Haçlılar’a karşı İslâm’ı hangi güç savunacaktı? Şüphesiz Kudüs’e değil, Mekke’ye gireceklerdi. İslâm’ı Orta Avrupa’ya kadar götürüp Hristiyan emperyalizmini hangi kudret 19. asra kadar geciktirecekti? Böyle bir dönemde Türk’ün İslam’a katılması takdir edilmişti. Türkler’in Müslüman olması ile İslâm’ın coğrafyası, bir misli daha genişliyordu.
Satuk Buğra Han’ın Abdülkerim adını almasından bir buçuk asır sonra, Karahanlılar’ın halefleri olan Selçuklular, İslam âleminde yönetimi ellerine geçirdiler.
Abdülkerim Satuk Buğra Han, İslamî benimsemekte direnen Budist ve Gök Tanrı’cı Türkler’e karşı sert davrandı. Câhiliyet’de direnen Araplar’a yapılan muameleye benzer. 924 yılında Müslüman olup bu çok büyük inkılâbı gerçekleştirdiği zaman, Bizans’ı alan Fâtih’ten ancak 2 yaş büyük, 23 yaşında idi. 31 yıl tahtta kaldı. 955’te öldü. Doğu Türkistan’ın Kaşgâr şehri dışında Artuç’taki türbesinde gömülüdür ki, ora Türkleri’nin kutsal makamı olarak bin küsur yıldan beri ve günümüzde de büyük saygıyla ziyaret ediliyor.

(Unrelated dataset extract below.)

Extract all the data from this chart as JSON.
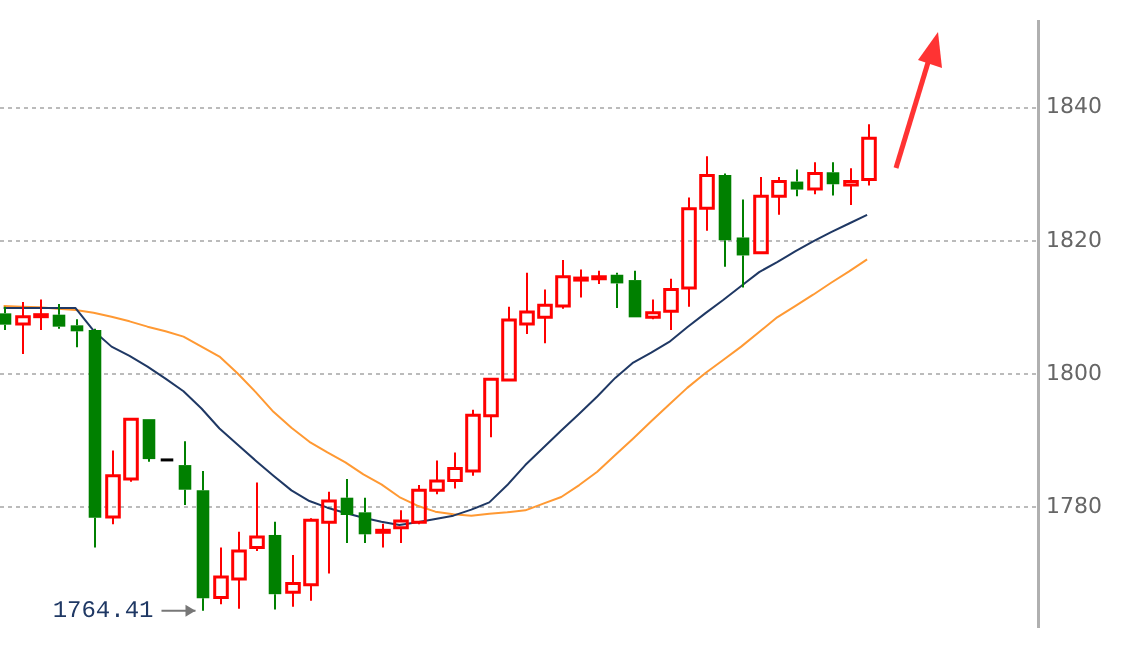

Abdülkerîm Satuk buğra Han, Türkler’i Müslüman yapmakla, bir büyük milletin geleceğini aydınlattı. Onu yetiştiren bereketli topraklardan Ahmed Yesevî zuhur etti. Yesevî’nin Horasan erenleri, Türk’e takip edeceği manevî yolu gösterdiler.